Judi Dench ne masque rien des trahisons du corps, des atteintes de l’âge. Elle est la seule à mettre un peu de perversité

Judi Dench est formidable, aux deux sens du terme : sa Victoria, petite, obèse, goinfre, impatiente (elle mange si vite que les courtisans n’ont rien le temps d’avaler, puisque l’on dessert dès que la reine a fini son assiette) dépense le peu d’énergie qui lui reste à imposer sa royale volonté dans les quelques domaines que lui a laissés le passage à la monarchie constitutionnelle. Transformer un valet de pied en munshi (maître) relève de cet exercice. L’actrice ne masque rien des trahisons du corps, des atteintes de l’âge. Elle est la seule à mettre un peu de perversité dans cette histoire, suggérant qu’il y avait du caprice dans cette faveur accordée à un roturier indien.

Chronique mondaine

Stephen Frears se contente, lui, d’énoncer les données de la situation, d’esquisser ce qu’elle pourrait dire de l’impérialisme britannique, pour ensuite laisser son film suivre le cours d’une chronique mondaine. Les cérémonies, les royales migrations de Swansea à Balmoral, rien de ce qui peut faire plaisir aux amateurs de rites monarchiques, tout est livré en temps et en heure.
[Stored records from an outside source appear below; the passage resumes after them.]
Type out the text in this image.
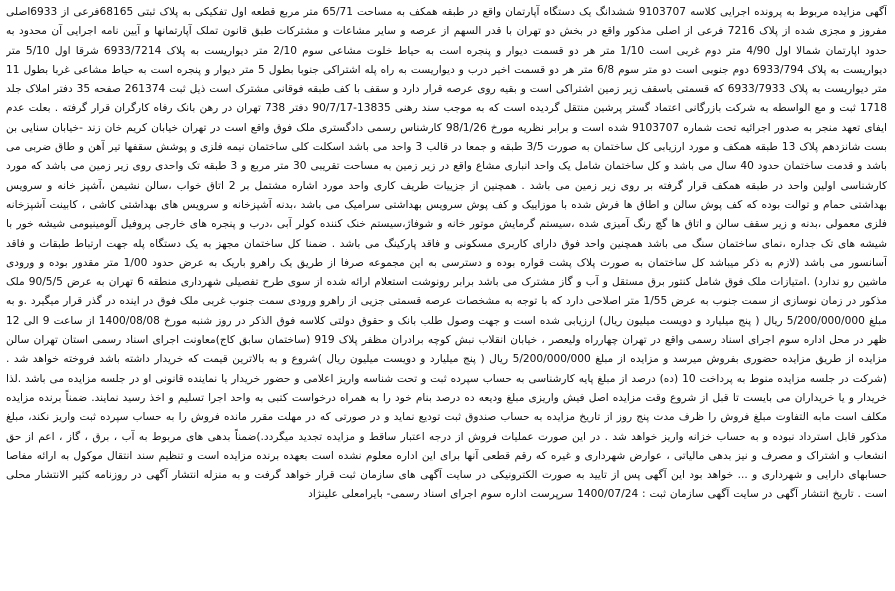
آگهی مزایده مربوط به پرونده اجرایی کلاسه 9103707 ششدانگ یک دستگاه آپارتمان واقع در طبقه همکف به مساحت 65/71 متر مربع قطعه اول تفکیکی به پلاک ثبتی 68165فرعی از 6933اصلی مفروز و مجزی شده از پلاک 7216 فرعی از اصلی مذکور واقع در بخش دو تهران با قدر السهم از عرصه و سایر مشاعات و مشترکات طبق قانون تملک آپارتمانها و آیین نامه اجرایی آن محدود به حدود اپارتمان شمالا اول 4/90 متر دوم غربی است 1/10 متر هر دو قسمت دیوار و پنجره است به حیاط خلوت مشاعی سوم 2/10 متر دیواریست به پلاک 6933/7214 شرقا اول 5/10 متر دیواریست به پلاک 6933/794 دوم جنوبی است دو متر سوم 6/8 متر هر دو قسمت اخیر درب و دیواریست به راه پله اشتراکی جنوبا بطول 5 متر دیوار و پنجره است به حیاط مشاعی غربا بطول 11 متر دیواریست به پلاک 6933/7933 که قسمتی باسقف زیر زمین اشتراکی است و بقیه روی عرصه قرار دارد و سقف با کف طبقه فوقانی مشترک است ذیل ثبت 261374 صفحه 35 دفتر املاک جلد 1718 ثبت و مع الواسطه به شرکت بازرگانی اعتماد گستر پرشین منتقل گردیده است که به موجب سند رهنی 13835-90/7/17 دفتر 738 تهران در رهن بانک رفاه کارگران قرار گرفته . بعلت عدم ایفای تعهد منجر به صدور اجرائیه تحت شماره 9103707 شده است و برابر نظریه مورخ 98/1/26 کارشناس رسمی دادگستری ملک فوق واقع است در تهران خیابان کریم خان زند -خیابان سنایی بن بست شانزدهم پلاک 13 طبقه همکف و مورد ارزیابی کل ساختمان به صورت 3/5 طبقه و جمعا در قالب 3 واحد می باشد اسکلت کلی ساختمان نیمه فلزی و پوشش سقفها تیر آهن و طاق ضربی می باشد و قدمت ساختمان حدود 40 سال می باشد و کل ساختمان شامل یک واحد انباری مشاع واقع در زیر زمین به مساحت تقریبی 30 متر مربع و 3 طبقه تک واحدی روی زیر زمین می باشد که مورد کارشناسی اولین واحد در طبقه همکف قرار گرفته بر روی زیر زمین می باشد . همچنین از جزییات طریف کاری واحد مورد اشاره مشتمل بر 2 اتاق خواب ،سالن نشیمن ،آشپز خانه و سرویس بهداشتی حمام و توالت بوده که کف پوش سالن و اطاق ها فرش شده با موزاییک و کف پوش سرویس بهداشتی سرامیک می باشد ،بدنه آشپزخانه و سرویس های بهداشتی کاشی ، کابینت آشپزخانه فلزی معمولی ،بدنه و زیر سقف سالن و اتاق ها گچ رنگ آمیزی شده ،سیستم گرمایش موتور خانه و شوفاژ،سیستم خنک کننده کولر آبی ،درب و پنجره های خارجی پروفیل آلومینیومی شیشه خور با شیشه های تک جداره ،نمای ساختمان سنگ می باشد همچنین واحد فوق دارای کاربری مسکونی و فاقد پارکینگ می باشد . ضمنا کل ساختمان مجهز به یک دستگاه پله جهت ارتباط طبقات و فاقد آسانسور می باشد (لازم به ذکر میباشد کل ساختمان به صورت پلاک پشت قواره بوده و دسترسی به این مجموعه صرفا از طریق یک راهرو باریک به عرض حدود 1/00 متر مقدور بوده و ورودی ماشین رو ندارد) .امتیازات ملک فوق شامل کنتور برق مستقل و آب و گاز مشترک می باشد برابر رونوشت استعلام ارائه شده از سوی طرح تفصیلی شهرداری منطقه 6 تهران به عرض 90/5/5 ملک مذکور در زمان نوسازی از سمت جنوب به عرض 1/55 متر اصلاحی دارد که با توجه به مشخصات عرصه قسمتی جزیی از راهرو ورودی سمت جنوب غربی ملک فوق در اینده در گذر قرار میگیرد .و به مبلغ 5/200/000/000 ریال ( پنج میلیارد و دویست میلیون ریال) ارزیابی شده است و جهت وصول طلب بانک و حقوق دولتی کلاسه فوق الذکر در روز شنبه مورخ 1400/08/08 از ساعت 9 الی 12 ظهر در محل اداره سوم اجرای اسناد رسمی واقع در تهران چهارراه ولیعصر ، خیابان انقلاب نبش کوچه برادران مظفر پلاک 919 (ساختمان سابق کاج)معاونت اجرای اسناد رسمی استان تهران سالن مزایده از طریق مزایده حضوری بفروش میرسد و مزایده از مبلغ 5/200/000/000 ریال ( پنج میلیارد و دویست میلیون ریال )شروع و به بالاترین قیمت که خریدار داشته باشد فروخته خواهد شد . (شرکت در جلسه مزایده منوط به پرداخت 10 (ده) درصد از مبلغ پایه کارشناسی به حساب سپرده ثبت و تحت شناسه واریز اعلامی و حضور خریدار یا نماینده قانونی او در جلسه مزایده می باشد .لذا خریدار و یا خریداران می بایست تا قبل از شروع وقت مزایده اصل فیش واریزی مبلغ ودیعه ده درصد بنام خود را به همراه درخواست کتبی به واحد اجرا تسلیم و اخذ رسید نمایند. ضمناً برنده مزایده مکلف است مابه التفاوت مبلغ فروش را ظرف مدت پنج روز از تاریخ مزایده به حساب صندوق ثبت تودیع نماید و در صورتی که در مهلت مقرر مانده فروش را به حساب سپرده ثبت واریز نکند، مبلغ مذکور قابل استرداد نبوده و به حساب خزانه واریز خواهد شد . در این صورت عملیات فروش از درجه اعتبار ساقط و مزایده تجدید میگردد.)ضمناً بدهی های مربوط به آب ، برق ، گاز ، اعم از حق انشعاب و اشتراک و مصرف و نیز بدهی مالیاتی ، عوارض شهرداری و غیره که رقم قطعی آنها برای این اداره معلوم نشده است بعهده برنده مزایده است و تنظیم سند انتقال موکول به ارائه مفاصا حسابهای دارایی و شهرداری و ... خواهد بود این آگهی پس از تایید به صورت الکترونیکی در سایت آگهی های سازمان ثبت قرار خواهد گرفت و به منزله انتشار آگهی در روزنامه کثیر الانتشار محلی است . تاریخ انتشار آگهی در سایت آگهی سازمان ثبت : 1400/07/24 سرپرست اداره سوم اجرای اسناد رسمی- بایرامعلی علینژاد
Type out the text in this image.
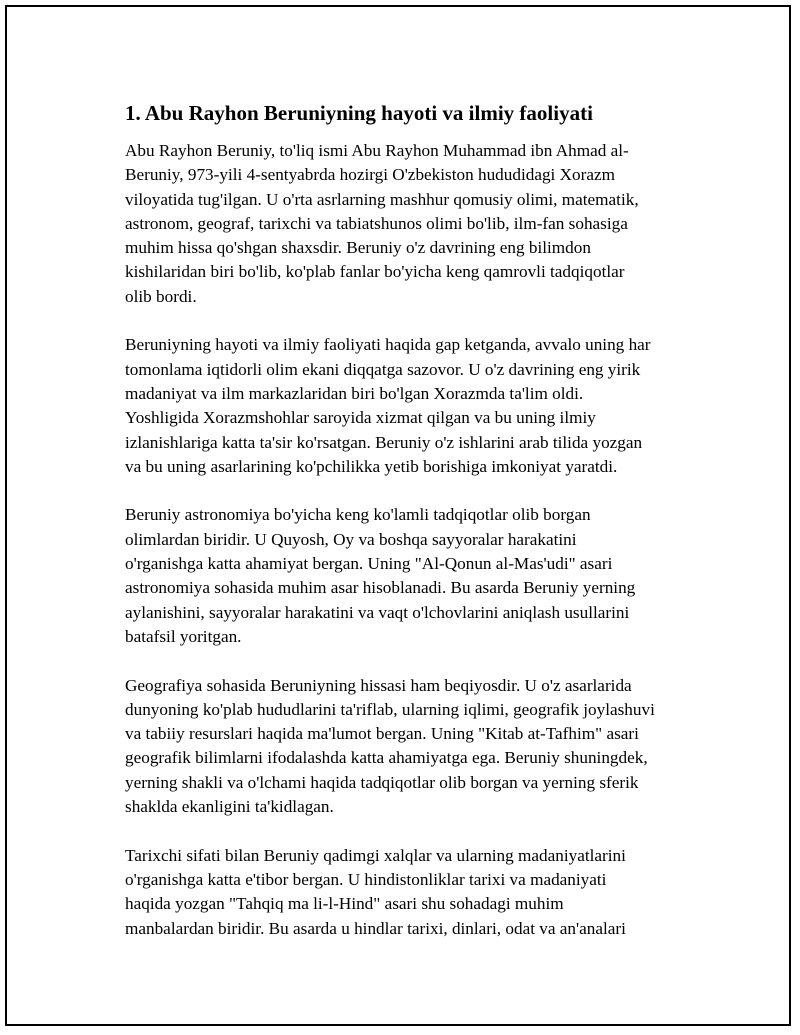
1. Abu Rayhon Beruniyning hayoti va ilmiy faoliyati

Abu Rayhon Beruniy, to'liq ismi Abu Rayhon Muhammad ibn Ahmad al-
Beruniy, 973-yili 4-sentyabrda hozirgi O'zbekiston hududidagi Xorazm
viloyatida tug'ilgan. U o'rta asrlarning mashhur qomusiy olimi, matematik,
astronom, geograf, tarixchi va tabiatshunos olimi bo'lib, ilm-fan sohasiga
muhim hissa qo'shgan shaxsdir. Beruniy o'z davrining eng bilimdon
kishilaridan biri bo'lib, ko'plab fanlar bo'yicha keng qamrovli tadqiqotlar
olib bordi.

Beruniyning hayoti va ilmiy faoliyati haqida gap ketganda, avvalo uning har
tomonlama iqtidorli olim ekani diqqatga sazovor. U o'z davrining eng yirik
madaniyat va ilm markazlaridan biri bo'lgan Xorazmda ta'lim oldi.
Yoshligida Xorazmshohlar saroyida xizmat qilgan va bu uning ilmiy
izlanishlariga katta ta'sir ko'rsatgan. Beruniy o'z ishlarini arab tilida yozgan
va bu uning asarlarining ko'pchilikka yetib borishiga imkoniyat yaratdi.

Beruniy astronomiya bo'yicha keng ko'lamli tadqiqotlar olib borgan
olimlardan biridir. U Quyosh, Oy va boshqa sayyoralar harakatini
o'rganishga katta ahamiyat bergan. Uning "Al-Qonun al-Mas'udi" asari
astronomiya sohasida muhim asar hisoblanadi. Bu asarda Beruniy yerning
aylanishini, sayyoralar harakatini va vaqt o'lchovlarini aniqlash usullarini
batafsil yoritgan.

Geografiya sohasida Beruniyning hissasi ham beqiyosdir. U o'z asarlarida
dunyoning ko'plab hududlarini ta'riflab, ularning iqlimi, geografik joylashuvi
va tabiiy resurslari haqida ma'lumot bergan. Uning "Kitab at-Tafhim" asari
geografik bilimlarni ifodalashda katta ahamiyatga ega. Beruniy shuningdek,
yerning shakli va o'lchami haqida tadqiqotlar olib borgan va yerning sferik
shaklda ekanligini ta'kidlagan.

Tarixchi sifati bilan Beruniy qadimgi xalqlar va ularning madaniyatlarini
o'rganishga katta e'tibor bergan. U hindistonliklar tarixi va madaniyati
haqida yozgan "Tahqiq ma li-l-Hind" asari shu sohadagi muhim
manbalardan biridir. Bu asarda u hindlar tarixi, dinlari, odat va an'analari
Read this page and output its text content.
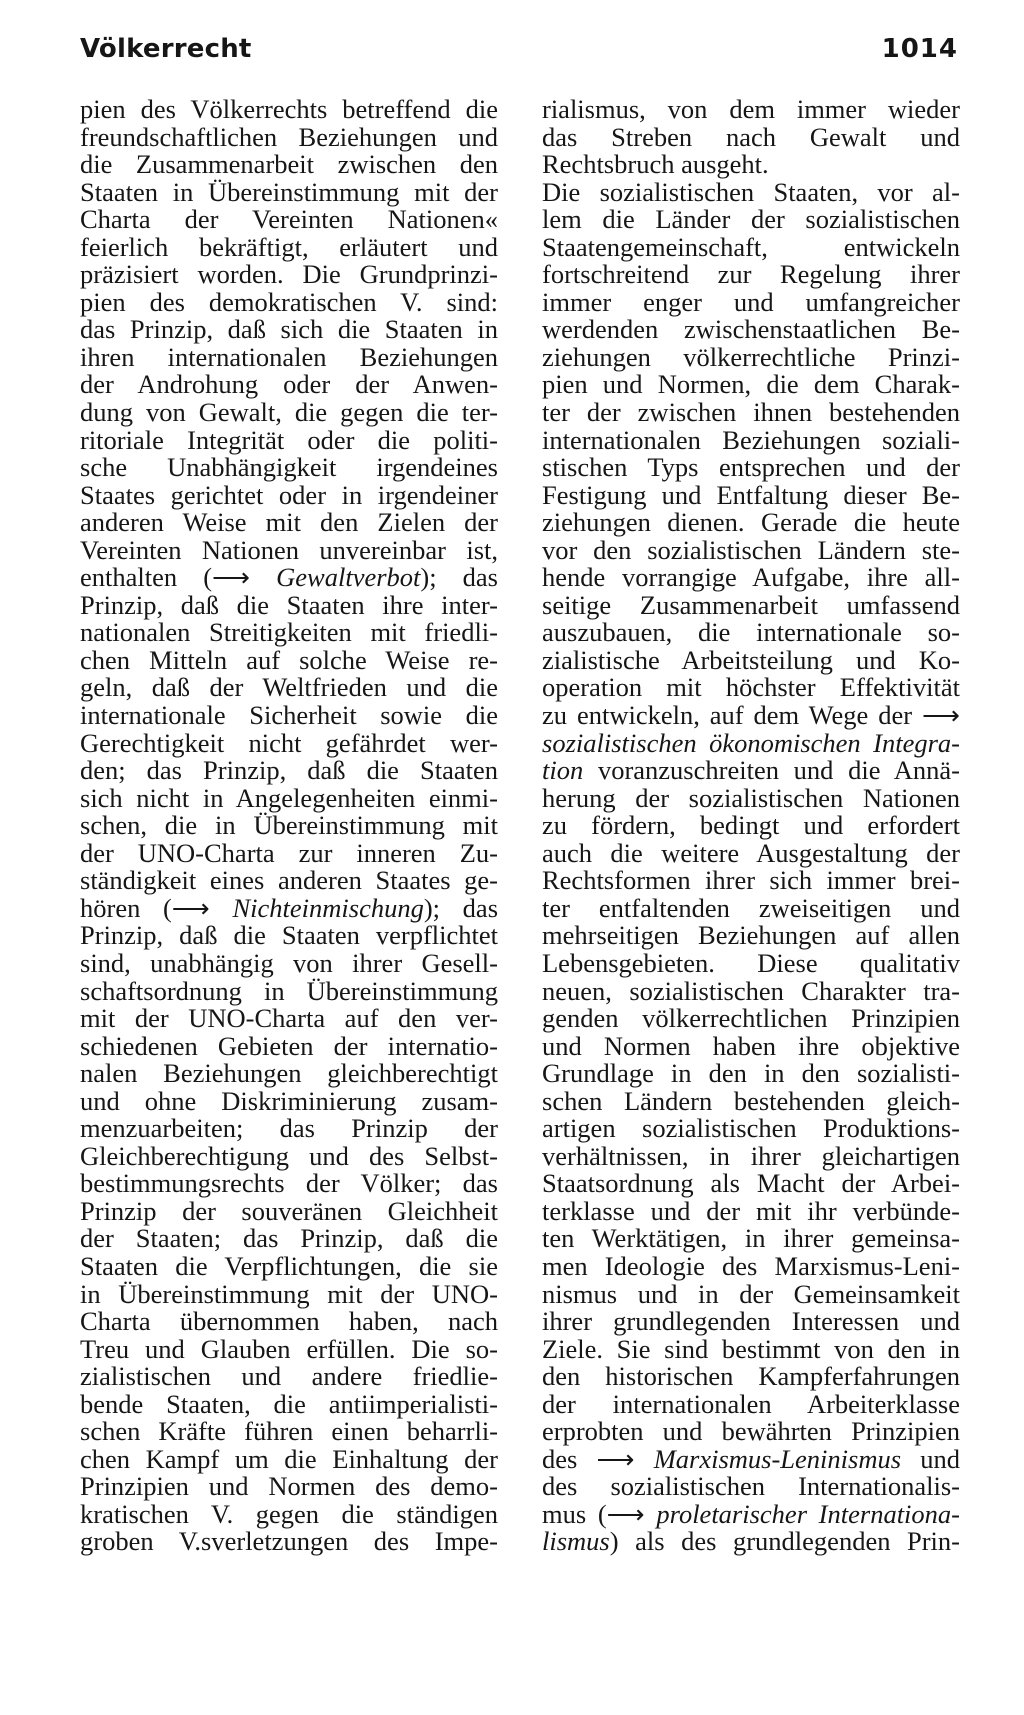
Völkerrecht	1014
pien des Völkerrechts betreffend die
freundschaftlichen Beziehungen und
die Zusammenarbeit zwischen den
Staaten in Übereinstimmung mit der
Charta der Vereinten Nationen«
feierlich bekräftigt, erläutert und
präzisiert worden. Die Grundprinzi-
pien des demokratischen V. sind:
das Prinzip, daß sich die Staaten in
ihren internationalen Beziehungen
der Androhung oder der Anwen-
dung von Gewalt, die gegen die ter-
ritoriale Integrität oder die politi-
sche Unabhängigkeit irgendeines
Staates gerichtet oder in irgendeiner
anderen Weise mit den Zielen der
Vereinten Nationen unvereinbar ist,
enthalten (⟶ Gewaltverbot); das
Prinzip, daß die Staaten ihre inter-
nationalen Streitigkeiten mit friedli-
chen Mitteln auf solche Weise re-
geln, daß der Weltfrieden und die
internationale Sicherheit sowie die
Gerechtigkeit nicht gefährdet wer-
den; das Prinzip, daß die Staaten
sich nicht in Angelegenheiten einmi-
schen, die in Übereinstimmung mit
der UNO-Charta zur inneren Zu-
ständigkeit eines anderen Staates ge-
hören (⟶ Nichteinmischung); das
Prinzip, daß die Staaten verpflichtet
sind, unabhängig von ihrer Gesell-
schaftsordnung in Übereinstimmung
mit der UNO-Charta auf den ver-
schiedenen Gebieten der internatio-
nalen Beziehungen gleichberechtigt
und ohne Diskriminierung zusam-
menzuarbeiten; das Prinzip der
Gleichberechtigung und des Selbst-
bestimmungsrechts der Völker; das
Prinzip der souveränen Gleichheit
der Staaten; das Prinzip, daß die
Staaten die Verpflichtungen, die sie
in Übereinstimmung mit der UNO-
Charta übernommen haben, nach
Treu und Glauben erfüllen. Die so-
zialistischen und andere friedlie-
bende Staaten, die antiimperialisti-
schen Kräfte führen einen beharrli-
chen Kampf um die Einhaltung der
Prinzipien und Normen des demo-
kratischen V. gegen die ständigen
groben V.sverletzungen des Impe-
rialismus, von dem immer wieder
das Streben nach Gewalt und
Rechtsbruch ausgeht.
Die sozialistischen Staaten, vor al-
lem die Länder der sozialistischen
Staatengemeinschaft, entwickeln
fortschreitend zur Regelung ihrer
immer enger und umfangreicher
werdenden zwischenstaatlichen Be-
ziehungen völkerrechtliche Prinzi-
pien und Normen, die dem Charak-
ter der zwischen ihnen bestehenden
internationalen Beziehungen soziali-
stischen Typs entsprechen und der
Festigung und Entfaltung dieser Be-
ziehungen dienen. Gerade die heute
vor den sozialistischen Ländern ste-
hende vorrangige Aufgabe, ihre all-
seitige Zusammenarbeit umfassend
auszubauen, die internationale so-
zialistische Arbeitsteilung und Ko-
operation mit höchster Effektivität
zu entwickeln, auf dem Wege der ⟶
sozialistischen ökonomischen Integra-
tion voranzuschreiten und die Annä-
herung der sozialistischen Nationen
zu fördern, bedingt und erfordert
auch die weitere Ausgestaltung der
Rechtsformen ihrer sich immer brei-
ter entfaltenden zweiseitigen und
mehrseitigen Beziehungen auf allen
Lebensgebieten. Diese qualitativ
neuen, sozialistischen Charakter tra-
genden völkerrechtlichen Prinzipien
und Normen haben ihre objektive
Grundlage in den in den sozialisti-
schen Ländern bestehenden gleich-
artigen sozialistischen Produktions-
verhältnissen, in ihrer gleichartigen
Staatsordnung als Macht der Arbei-
terklasse und der mit ihr verbünde-
ten Werktätigen, in ihrer gemeinsa-
men Ideologie des Marxismus-Leni-
nismus und in der Gemeinsamkeit
ihrer grundlegenden Interessen und
Ziele. Sie sind bestimmt von den in
den historischen Kampferfahrungen
der internationalen Arbeiterklasse
erprobten und bewährten Prinzipien
des ⟶ Marxismus-Leninismus und
des sozialistischen Internationalis-
mus (⟶ proletarischer Internationa-
lismus) als des grundlegenden Prin-
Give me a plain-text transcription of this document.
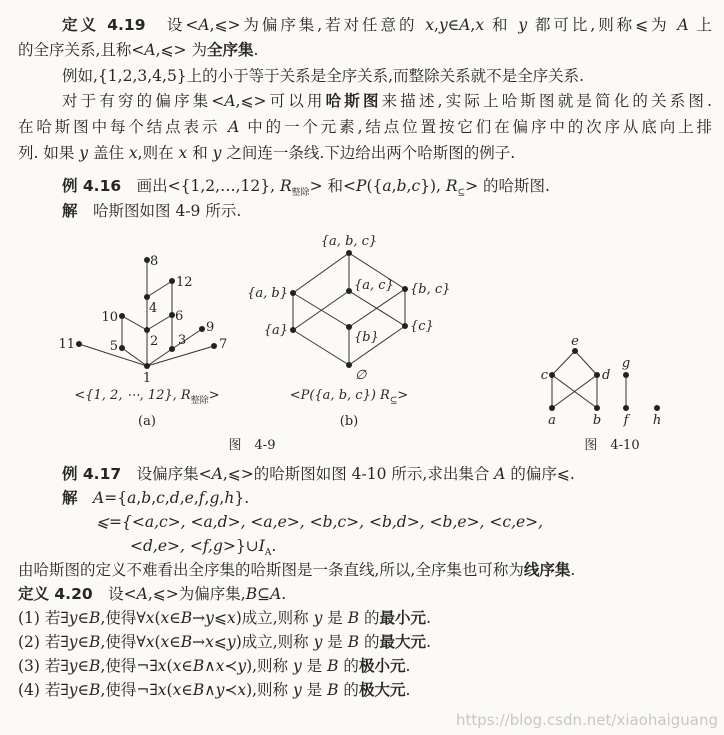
定义 4.19　设<A,⩽>为偏序集,若对任意的 x,y∈A,x 和 y 都可比,则称⩽为 A 上
的全序关系,且称<A,⩽> 为全序集.
例如,{1,2,3,4,5}上的小于等于关系是全序关系,而整除关系就不是全序关系.
对于有穷的偏序集<A,⩽>可以用哈斯图来描述,实际上哈斯图就是简化的关系图.
在哈斯图中每个结点表示 A 中的一个元素,结点位置按它们在偏序中的次序从底向上排
列. 如果 y 盖住 x,则在 x 和 y 之间连一条线.下边给出两个哈斯图的例子.
例 4.16　画出<{1,2,…,12}, $R_{整除}>$ 和<P({a,b,c}), $R_⊆>$ 的哈斯图.
解　哈斯图如图 4-9 所示.
例 4.17　设偏序集<A,⩽>的哈斯图如图 4-10 所示,求出集合 A 的偏序⩽.
解　 A={a,b,c,d,e,f,g,h}.
⩽={<a,c>, <a,d>, <a,e>, <b,c>, <b,d>, <b,e>, <c,e>,
<d,e>, $<f,g>\}\cup I_A$.
由哈斯图的定义不难看出全序集的哈斯图是一条直线,所以,全序集也可称为线序集.
定义 4.20　设<A,⩽>为偏序集,B⊆A.
(1) 若∃y∈B,使得∀x(x∈B→y⩽x)成立,则称 y 是 B 的最小元.
(2) 若∃y∈B,使得∀x(x∈B→x⩽y)成立,则称 y 是 B 的最大元.
(3) 若∃y∈B,使得¬∃x(x∈B∧x≺y),则称 y 是 B 的极小元.
(4) 若∃y∈B,使得¬∃x(x∈B∧y≺x),则称 y 是 B 的极大元.
1
2 3
4
5
6
7
8
9
10
11
12
∅
{a}	{b}
{c}
{a, b}
{a, c} {b, c}
{a, b, c}
a	b
c	d
e
f
g
h
<{1, 2, ⋯, 12}, $R_{整除}>$
(a)
<P({a, b, c}) $R_⊆>$
(b)
图　4-9	图　4-10
https://blog.csdn.net/xiaohaiguang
De la part de l’auteur d’un des films politiques (et monarchiques) les plus acérés de l’histoire du cinéma britannique, The Queen, on attendait un peu plus d’énergie, d’obstination à fouiller les contradictions d’une amitié qui s’est épanouie quarante ans après l’écrasement sanglant de la révolte des cipayes, cinquante ans avant l’indépendance de l’Inde. Cet antagonisme est ici traité avec le même optimisme enfantin que celui qui opposait le chien au renard dans Rox et Rouky.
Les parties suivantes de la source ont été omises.